I nuovi programmi di Pechino
Nelle scorse settimane Pechino ha lanciato un nuovo progetto per promuovere l’uso dell’intelligenza artificiale nella ricerca scientifica. Il programma si chiama “AI for Science” ed è stato avviato dal ministero della Scienza e della Tecnologia, un’istituzione appena rinnovata dalla grande riforma riorganizzativa dell’apparato statale approvata durante le “due sessioni”, e dalla National Natural Science Foundation of China. Il progetto si concentrerà sui problemi critici delle discipline di base e sulle esigenze di ricerca in settori quali lo sviluppo di farmaci, la ricerca genetica e la riproduzione biologica. Il ministero della Scienza utilizzerà il progetto anche per promuovere l’innovazione di modelli e algoritmi di I.A. per i principali problemi scientifici e per sviluppare piattaforme per i tipici campi di ricerca. Il ministero si è inoltre impegnato a riunire gruppi di ricerca e sviluppo interdisciplinari e a promuovere scambi accademici internazionali per offrire soluzioni alle sfide scientifiche comuni, tra cui il trattamento del cancro e il cambiamento climatico.

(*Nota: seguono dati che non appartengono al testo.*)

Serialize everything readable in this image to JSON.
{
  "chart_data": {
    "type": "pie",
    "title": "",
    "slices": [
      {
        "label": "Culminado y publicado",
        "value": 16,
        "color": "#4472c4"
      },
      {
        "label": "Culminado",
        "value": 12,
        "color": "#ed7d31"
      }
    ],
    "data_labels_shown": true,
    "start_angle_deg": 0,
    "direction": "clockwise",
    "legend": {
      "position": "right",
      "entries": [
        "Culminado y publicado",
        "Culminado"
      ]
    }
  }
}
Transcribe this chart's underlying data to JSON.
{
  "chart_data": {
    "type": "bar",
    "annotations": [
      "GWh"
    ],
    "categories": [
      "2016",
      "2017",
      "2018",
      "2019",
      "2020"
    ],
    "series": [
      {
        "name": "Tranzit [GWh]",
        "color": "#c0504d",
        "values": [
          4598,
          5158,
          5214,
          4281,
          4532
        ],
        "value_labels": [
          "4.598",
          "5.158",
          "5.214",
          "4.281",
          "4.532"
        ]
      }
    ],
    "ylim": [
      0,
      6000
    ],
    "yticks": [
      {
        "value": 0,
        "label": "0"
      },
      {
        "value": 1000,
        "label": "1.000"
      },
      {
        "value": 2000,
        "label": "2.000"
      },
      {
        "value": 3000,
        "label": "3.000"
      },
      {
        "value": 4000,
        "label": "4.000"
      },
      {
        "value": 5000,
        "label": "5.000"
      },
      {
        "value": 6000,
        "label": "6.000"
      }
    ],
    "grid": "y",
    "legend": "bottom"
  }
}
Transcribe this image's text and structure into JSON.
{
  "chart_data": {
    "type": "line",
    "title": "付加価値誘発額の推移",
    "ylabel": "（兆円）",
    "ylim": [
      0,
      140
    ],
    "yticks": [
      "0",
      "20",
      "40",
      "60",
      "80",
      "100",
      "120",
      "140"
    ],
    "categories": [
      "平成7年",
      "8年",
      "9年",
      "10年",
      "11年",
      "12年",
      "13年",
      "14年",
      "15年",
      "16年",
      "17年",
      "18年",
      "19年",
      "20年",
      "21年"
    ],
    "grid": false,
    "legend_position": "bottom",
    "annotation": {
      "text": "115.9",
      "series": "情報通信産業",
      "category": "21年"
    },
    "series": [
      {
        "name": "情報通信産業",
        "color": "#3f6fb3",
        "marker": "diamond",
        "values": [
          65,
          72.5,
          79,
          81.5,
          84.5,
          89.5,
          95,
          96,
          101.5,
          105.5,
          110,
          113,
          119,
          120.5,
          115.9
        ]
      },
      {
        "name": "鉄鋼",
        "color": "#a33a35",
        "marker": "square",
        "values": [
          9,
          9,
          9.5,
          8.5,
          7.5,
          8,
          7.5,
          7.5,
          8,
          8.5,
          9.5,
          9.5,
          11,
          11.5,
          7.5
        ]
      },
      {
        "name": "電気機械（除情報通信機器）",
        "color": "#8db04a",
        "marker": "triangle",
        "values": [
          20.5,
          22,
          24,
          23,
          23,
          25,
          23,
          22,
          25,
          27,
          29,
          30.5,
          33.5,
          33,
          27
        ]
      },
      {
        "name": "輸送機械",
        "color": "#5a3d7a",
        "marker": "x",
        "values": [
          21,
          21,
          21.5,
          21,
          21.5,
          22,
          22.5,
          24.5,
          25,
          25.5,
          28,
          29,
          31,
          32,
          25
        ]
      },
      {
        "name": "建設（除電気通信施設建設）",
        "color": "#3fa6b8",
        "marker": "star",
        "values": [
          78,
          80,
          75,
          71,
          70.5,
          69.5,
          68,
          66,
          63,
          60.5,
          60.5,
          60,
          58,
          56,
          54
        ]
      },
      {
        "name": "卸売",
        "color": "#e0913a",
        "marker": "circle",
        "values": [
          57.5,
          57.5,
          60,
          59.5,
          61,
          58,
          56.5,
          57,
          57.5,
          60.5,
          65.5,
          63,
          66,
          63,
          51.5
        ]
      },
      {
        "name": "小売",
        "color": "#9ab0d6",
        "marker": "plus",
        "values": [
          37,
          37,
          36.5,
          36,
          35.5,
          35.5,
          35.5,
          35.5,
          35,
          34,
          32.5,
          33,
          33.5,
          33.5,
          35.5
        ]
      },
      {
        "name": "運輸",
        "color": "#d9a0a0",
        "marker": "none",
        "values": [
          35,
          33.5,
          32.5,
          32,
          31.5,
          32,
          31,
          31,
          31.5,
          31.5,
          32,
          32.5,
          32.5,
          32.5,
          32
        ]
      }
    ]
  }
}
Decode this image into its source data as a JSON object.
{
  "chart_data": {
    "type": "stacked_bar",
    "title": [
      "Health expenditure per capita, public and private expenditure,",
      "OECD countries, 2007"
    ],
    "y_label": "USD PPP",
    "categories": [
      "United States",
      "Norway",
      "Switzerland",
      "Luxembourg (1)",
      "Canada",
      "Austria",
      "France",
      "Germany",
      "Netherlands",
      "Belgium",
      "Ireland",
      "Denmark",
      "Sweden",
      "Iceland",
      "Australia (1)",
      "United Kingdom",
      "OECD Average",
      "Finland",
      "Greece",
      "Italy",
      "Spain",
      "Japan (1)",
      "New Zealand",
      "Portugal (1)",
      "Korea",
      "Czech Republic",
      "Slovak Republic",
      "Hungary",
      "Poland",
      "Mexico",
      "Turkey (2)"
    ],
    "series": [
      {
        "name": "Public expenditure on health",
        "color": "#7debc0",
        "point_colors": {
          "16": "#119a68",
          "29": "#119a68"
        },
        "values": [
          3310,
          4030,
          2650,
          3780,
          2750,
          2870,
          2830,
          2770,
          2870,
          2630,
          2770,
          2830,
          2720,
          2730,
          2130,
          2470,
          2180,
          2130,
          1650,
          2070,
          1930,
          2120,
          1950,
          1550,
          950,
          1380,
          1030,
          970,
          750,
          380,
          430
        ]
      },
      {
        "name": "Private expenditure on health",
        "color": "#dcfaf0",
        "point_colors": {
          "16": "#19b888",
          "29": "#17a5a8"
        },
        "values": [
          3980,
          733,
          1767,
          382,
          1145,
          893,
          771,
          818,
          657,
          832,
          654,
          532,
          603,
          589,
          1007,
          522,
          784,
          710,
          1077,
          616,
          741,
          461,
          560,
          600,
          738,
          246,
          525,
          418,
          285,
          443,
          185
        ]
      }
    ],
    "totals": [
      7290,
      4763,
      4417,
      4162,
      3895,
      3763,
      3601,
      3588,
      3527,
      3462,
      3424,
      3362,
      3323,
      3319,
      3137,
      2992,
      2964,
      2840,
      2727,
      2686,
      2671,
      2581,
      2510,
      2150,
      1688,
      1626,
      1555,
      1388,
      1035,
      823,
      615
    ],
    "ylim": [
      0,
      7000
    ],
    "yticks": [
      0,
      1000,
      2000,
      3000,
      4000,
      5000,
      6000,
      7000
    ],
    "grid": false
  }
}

L’insistenza sulla ricerca e lo sviluppo è diventata ancora più urgente per la Cina dopo che gli Stati Uniti hanno aumentato i controlli sulle esportazioni di tecnologie avanzate proprio in materia di semiconduttori e e intelligenza artificiale. Anche per questo Xi Jinping si circonda sempre più di tecnocrati all’interno del Partito, con la promozione di diverse figure di estrazione tecnica e ingegneristica. Soprattutto, ecco perché vengono incentivate con decisione sconosciuta in precedenza iniziative di formazione e ricerca, con il coinvolgimento diretto di istituti di ricerca, università e imprese private. L’obiettivo non è solo investire cifre monstre e lanciare nuovi progetti, ma costruire una rete efficace e capillare di formazione e ricerca dei talenti. Su questa sfida si giocano molto degli equilibri futuri (tecnologici e non) tra le due principali potenze globali.